Indeed
"smash-hit movie"
After months of work unpacking, installing, and deploying the various subsystems and supporting infrastructure, Los Alamos National Laboratory's (LANL) latest super, the Crossroads system, has been installed. This big beast is tasked with one of the US Department of Energy's (DoE) most secretive workloads: making sure America' …
I've predicted the Test Ban Treaty will eventually be scuttled since at some point in time there will be the necessity to develop a new warhead and you simply cannot be sure that it works as intended without actually setting one off. There will be enormous political pressure to test since the credibility of our deterrent is at stake.
Simulations are nice but they cannot replace a real-life test.
And that matters why ?
He's a nutjob building nukes, and the day he's got them, he won't be afraid of using them.
I just hope that NK is blanketed in spy sats watching his every move. The day he starts setting up a base to launch nuclear missiles, it should be destroyed without hesitation and without delay.
Tad bit late for that I think.

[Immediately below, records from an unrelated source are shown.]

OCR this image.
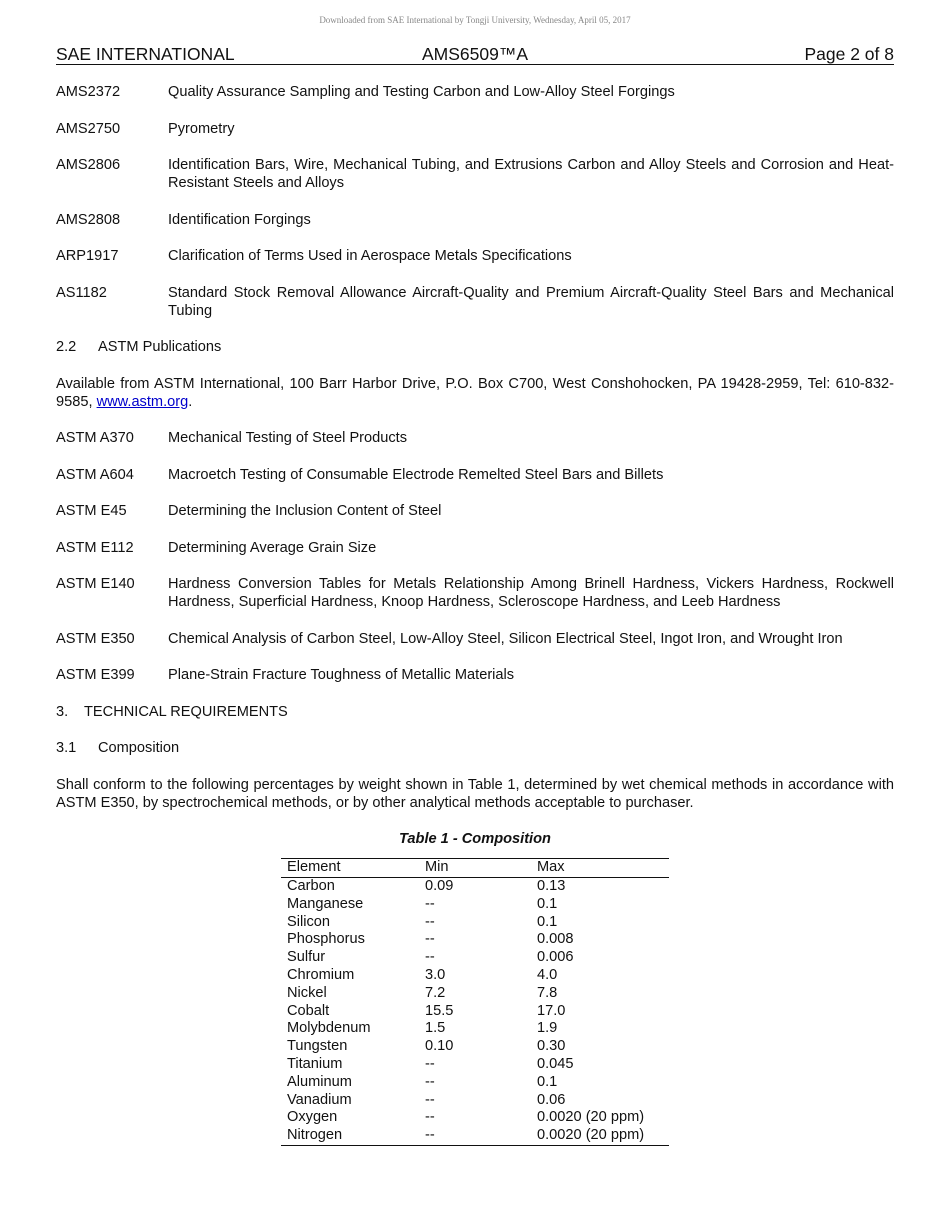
Downloaded from SAE International by Tongji University, Wednesday, April 05, 2017
AMS6509™A
SAE INTERNATIONAL	Page 2 of 8
AMS2372	Quality Assurance Sampling and Testing Carbon and Low-Alloy Steel Forgings
AMS2750	Pyrometry
AMS2806	Identification Bars, Wire, Mechanical Tubing, and Extrusions Carbon and Alloy Steels and Corrosion and Heat-Resistant Steels and Alloys
AMS2808	Identification Forgings
ARP1917	Clarification of Terms Used in Aerospace Metals Specifications
AS1182	Standard Stock Removal Allowance Aircraft-Quality and Premium Aircraft-Quality Steel Bars and Mechanical Tubing
2.2 ASTM Publications
Available from ASTM International, 100 Barr Harbor Drive, P.O. Box C700, West Conshohocken, PA 19428-2959, Tel: 610-832-9585, www.astm.org.
ASTM A370	Mechanical Testing of Steel Products
ASTM A604	Macroetch Testing of Consumable Electrode Remelted Steel Bars and Billets
ASTM E45	Determining the Inclusion Content of Steel
ASTM E112	Determining Average Grain Size
ASTM E140	Hardness Conversion Tables for Metals Relationship Among Brinell Hardness, Vickers Hardness, Rockwell Hardness, Superficial Hardness, Knoop Hardness, Scleroscope Hardness, and Leeb Hardness
ASTM E350	Chemical Analysis of Carbon Steel, Low-Alloy Steel, Silicon Electrical Steel, Ingot Iron, and Wrought Iron
ASTM E399	Plane-Strain Fracture Toughness of Metallic Materials
3. TECHNICAL REQUIREMENTS
3.1 Composition
Shall conform to the following percentages by weight shown in Table 1, determined by wet chemical methods in accordance with ASTM E350, by spectrochemical methods, or by other analytical methods acceptable to purchaser.
Table 1 - Composition
Element	Min	Max
Carbon	0.09	0.13
Manganese	--	0.1
Silicon	--	0.1
Phosphorus	--	0.008
Sulfur	--	0.006
Chromium	3.0	4.0
Nickel	7.2	7.8
Cobalt	15.5	17.0
Molybdenum	1.5	1.9
Tungsten	0.10	0.30
Titanium	--	0.045
Aluminum	--	0.1
Vanadium	--	0.06
Oxygen	--	0.0020 (20 ppm)
Nitrogen	--	0.0020 (20 ppm)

NK has already demonstrated both nuclear weapons and ballistic missiles that work, at least some of the time.
I don't think even they are mad enough to attempt a live demonstration of the complete system, so I'll leave the speculation as to whether they could actually achieve that to the expert analysts...
The Comprehensive Test Ban Treaty also bans underground testing. Too bad the United States didn't ratify it and neither did China.
The CTBT is therefore only a pause in nuclear testing, not the definitive end. Note that Russia signed and ratified the treaty, but I doubt they'll keep abiding by it if anyone, especially the U.S., starts testing again.
For me the main take away message is how important the high-bandwidth memory Xeon Max will be in high-performance computing. This is explained in the quote by Grider that "it hardly ever happens in computing that you can move to a new system and see huge gains without changing the codes, but the switch from Trinity to Crossroads will do just that." Said another way, crossroads combines the magic of Riken's Fugaku supercomputer with the more familiar x86 architecture and execution environment.